Saint George, an unincorporated community located in the "Georgia Bend" of the St. Mary's River, is the southernmost named settlement in Georgia. It is in Charlton County, south of Folkston. In 2020, the population of the St. George census county division (CCD) was 2,237. Most of this population is in the town of St. George, but the figure also includes rural areas not recognized by the Census Bureau, including communities like Moniac. The ZIP Code for Saint George is 31562.

==History==
The Georgia General Assembly incorporated Saint George as a town in 1906. The town's municipal charter was repealed in 1924.

==Education==
Students from St. George and the surrounding rural areas attend St. George Elementary School of the Charlton County School District. It serves students in grades Pre-Kindergarten through sixth.

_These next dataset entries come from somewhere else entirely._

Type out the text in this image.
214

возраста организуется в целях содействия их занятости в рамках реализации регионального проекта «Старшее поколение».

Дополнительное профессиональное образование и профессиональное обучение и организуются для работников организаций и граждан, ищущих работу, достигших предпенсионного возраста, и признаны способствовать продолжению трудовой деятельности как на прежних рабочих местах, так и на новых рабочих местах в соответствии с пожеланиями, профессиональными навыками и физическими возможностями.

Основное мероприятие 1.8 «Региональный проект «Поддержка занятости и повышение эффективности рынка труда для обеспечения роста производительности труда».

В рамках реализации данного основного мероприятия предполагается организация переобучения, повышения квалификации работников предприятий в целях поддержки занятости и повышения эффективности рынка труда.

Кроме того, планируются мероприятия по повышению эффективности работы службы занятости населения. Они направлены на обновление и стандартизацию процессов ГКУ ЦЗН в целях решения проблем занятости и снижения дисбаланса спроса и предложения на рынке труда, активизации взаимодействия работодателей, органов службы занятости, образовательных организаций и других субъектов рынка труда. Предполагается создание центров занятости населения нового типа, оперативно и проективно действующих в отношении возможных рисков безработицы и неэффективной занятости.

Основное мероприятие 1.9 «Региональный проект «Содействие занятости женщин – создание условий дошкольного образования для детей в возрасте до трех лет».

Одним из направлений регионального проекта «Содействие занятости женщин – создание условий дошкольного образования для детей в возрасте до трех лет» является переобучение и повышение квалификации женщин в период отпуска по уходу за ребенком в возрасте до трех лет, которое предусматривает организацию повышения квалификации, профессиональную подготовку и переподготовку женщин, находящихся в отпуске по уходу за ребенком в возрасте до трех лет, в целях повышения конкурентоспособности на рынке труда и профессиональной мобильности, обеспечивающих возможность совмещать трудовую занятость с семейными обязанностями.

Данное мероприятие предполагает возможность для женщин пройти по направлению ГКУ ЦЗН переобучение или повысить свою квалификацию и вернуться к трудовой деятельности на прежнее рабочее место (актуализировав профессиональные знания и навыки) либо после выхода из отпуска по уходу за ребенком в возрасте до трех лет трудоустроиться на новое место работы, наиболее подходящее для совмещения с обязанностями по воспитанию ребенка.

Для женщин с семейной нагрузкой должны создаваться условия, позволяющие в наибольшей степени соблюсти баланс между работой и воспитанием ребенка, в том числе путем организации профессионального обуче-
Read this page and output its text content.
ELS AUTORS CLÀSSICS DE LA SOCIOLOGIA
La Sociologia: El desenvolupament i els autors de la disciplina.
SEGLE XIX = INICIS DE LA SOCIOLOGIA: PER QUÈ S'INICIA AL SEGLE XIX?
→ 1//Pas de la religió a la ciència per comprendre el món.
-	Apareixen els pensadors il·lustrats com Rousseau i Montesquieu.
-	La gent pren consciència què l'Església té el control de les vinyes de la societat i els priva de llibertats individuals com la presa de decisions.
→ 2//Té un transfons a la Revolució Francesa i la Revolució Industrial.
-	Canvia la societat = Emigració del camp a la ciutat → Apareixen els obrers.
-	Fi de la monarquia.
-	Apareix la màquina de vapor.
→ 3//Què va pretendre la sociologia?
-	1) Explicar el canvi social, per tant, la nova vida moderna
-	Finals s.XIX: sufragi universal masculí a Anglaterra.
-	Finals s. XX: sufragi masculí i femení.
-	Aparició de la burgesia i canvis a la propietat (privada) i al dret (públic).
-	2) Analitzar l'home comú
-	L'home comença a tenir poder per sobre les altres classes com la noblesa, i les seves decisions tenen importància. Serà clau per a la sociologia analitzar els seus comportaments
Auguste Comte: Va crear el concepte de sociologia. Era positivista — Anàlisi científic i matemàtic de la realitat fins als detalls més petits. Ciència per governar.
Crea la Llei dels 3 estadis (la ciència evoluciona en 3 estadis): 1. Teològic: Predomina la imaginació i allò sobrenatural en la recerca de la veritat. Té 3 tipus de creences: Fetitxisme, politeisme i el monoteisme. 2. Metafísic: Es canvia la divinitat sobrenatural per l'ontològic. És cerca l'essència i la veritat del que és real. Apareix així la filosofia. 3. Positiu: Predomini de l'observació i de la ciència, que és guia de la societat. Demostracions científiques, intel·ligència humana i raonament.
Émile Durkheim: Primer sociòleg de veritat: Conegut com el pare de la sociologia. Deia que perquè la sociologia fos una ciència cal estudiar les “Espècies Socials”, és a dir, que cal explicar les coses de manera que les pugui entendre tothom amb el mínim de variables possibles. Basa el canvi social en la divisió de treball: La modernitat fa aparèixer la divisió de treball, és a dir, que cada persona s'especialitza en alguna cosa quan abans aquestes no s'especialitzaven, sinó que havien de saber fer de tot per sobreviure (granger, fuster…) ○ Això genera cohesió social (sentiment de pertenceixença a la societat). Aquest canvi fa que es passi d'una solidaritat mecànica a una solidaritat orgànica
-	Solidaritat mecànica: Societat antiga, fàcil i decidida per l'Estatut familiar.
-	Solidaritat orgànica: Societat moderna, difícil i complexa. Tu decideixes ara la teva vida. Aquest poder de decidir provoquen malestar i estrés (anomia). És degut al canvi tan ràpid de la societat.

After sixth grade, students are taught at Bethune Middle School and Charlton County High School in Folkston.

==Transportation==
The main roads through Saint George are Georgia State Route 94 which runs west to east through the Georgia Bend from two separate bridges of the Saint Mary's River, and Georgia State Routes 121 and 23 which run south to north from a bridge over the Saint Mary's River through Folkston, then branch off separately while being overlapped by US 1-23 and 301 in Homeland.

The sole railroad line through Saint George is the Norfolk Southern Railway's Valdosta District, which runs parallel to GA 94 and has been running through the community since 1899.